Finley (Rose Reid) is a talented violinist, but she just tanked at her audition for a prestigious New York music conservatory. Dejected, she decides to travel to a coastal village in Ireland to study abroad for a semester. While settled in for a long flight, she chats with a handsome but annoying stranger in the seat next to her. Finley is shocked when she realizes he’s none other than Beckett Rush (Jedidiah Goodacre), a teen idol movie star who is headed to the UK to film a big-budget fantasy film.

Going into more details about the plot is absolutely pointless, because anyone who has ever read a romance novel or watched a rom-com will know exactly what unfolds.

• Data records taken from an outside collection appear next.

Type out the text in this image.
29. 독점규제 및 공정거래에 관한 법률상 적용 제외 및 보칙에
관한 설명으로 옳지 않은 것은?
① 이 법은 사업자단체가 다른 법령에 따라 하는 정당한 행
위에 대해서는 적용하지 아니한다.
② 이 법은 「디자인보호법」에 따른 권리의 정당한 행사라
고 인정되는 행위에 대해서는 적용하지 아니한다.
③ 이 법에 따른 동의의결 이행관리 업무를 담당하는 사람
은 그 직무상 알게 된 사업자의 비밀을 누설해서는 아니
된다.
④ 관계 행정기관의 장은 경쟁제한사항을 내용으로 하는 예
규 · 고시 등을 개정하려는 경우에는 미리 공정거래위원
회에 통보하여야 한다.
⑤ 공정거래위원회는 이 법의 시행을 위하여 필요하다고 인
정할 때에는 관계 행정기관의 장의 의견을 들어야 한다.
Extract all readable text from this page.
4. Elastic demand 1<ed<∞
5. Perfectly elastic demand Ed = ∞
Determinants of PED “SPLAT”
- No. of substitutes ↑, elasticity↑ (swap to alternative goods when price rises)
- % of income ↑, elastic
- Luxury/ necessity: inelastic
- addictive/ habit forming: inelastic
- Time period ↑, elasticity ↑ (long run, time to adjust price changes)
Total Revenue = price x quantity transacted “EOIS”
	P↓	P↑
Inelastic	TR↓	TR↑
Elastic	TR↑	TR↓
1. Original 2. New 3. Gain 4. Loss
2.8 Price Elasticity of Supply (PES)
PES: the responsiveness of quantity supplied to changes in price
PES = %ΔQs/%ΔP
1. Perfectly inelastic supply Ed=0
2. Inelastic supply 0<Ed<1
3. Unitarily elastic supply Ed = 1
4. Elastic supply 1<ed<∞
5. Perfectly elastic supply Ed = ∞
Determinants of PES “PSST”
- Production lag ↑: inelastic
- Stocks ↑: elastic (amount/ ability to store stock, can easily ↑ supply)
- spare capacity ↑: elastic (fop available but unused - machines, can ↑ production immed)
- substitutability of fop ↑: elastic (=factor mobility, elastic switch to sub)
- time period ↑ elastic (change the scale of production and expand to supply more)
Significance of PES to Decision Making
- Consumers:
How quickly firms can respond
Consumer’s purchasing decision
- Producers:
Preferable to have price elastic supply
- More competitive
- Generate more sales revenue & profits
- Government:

Finley’s host family runs the nicest B&B in town, and of course the charming heartthrob is a guest at the inn. While at first Beckett and Finley seem like oil and vinegar, sparks ignite between the pair as they begin to spend more time together, and a deeper relationship blossoms.

It’s okay if you want to insert a big eye roll here. It gets worse.

Finley has a dark secret that has been holding her back from creating the most expressive form of music she can, and Beckett is tired of making pointless sequels instead of chasing his true passions. The two help each other discover the strength to live life according to their dreams, and not how others say they should. It’s a coming-of-age story about finding yourself that’s wrapped up in a mild romance tale.

Everything about this movie screams formulaic romance novel, from the heavily-outlined scenarios to the names of the lead characters, to the too-predictable plot points and dreamy, idyllic international setting. Little you’d expect to see in a love story has been left out, and there’s an overpowering amount of sentimentality and contrivance that suffocates the better parts of the film.

“Finding You” isn’t a bad movie as far as romances go, but it’s too vanilla to leave a lasting impression.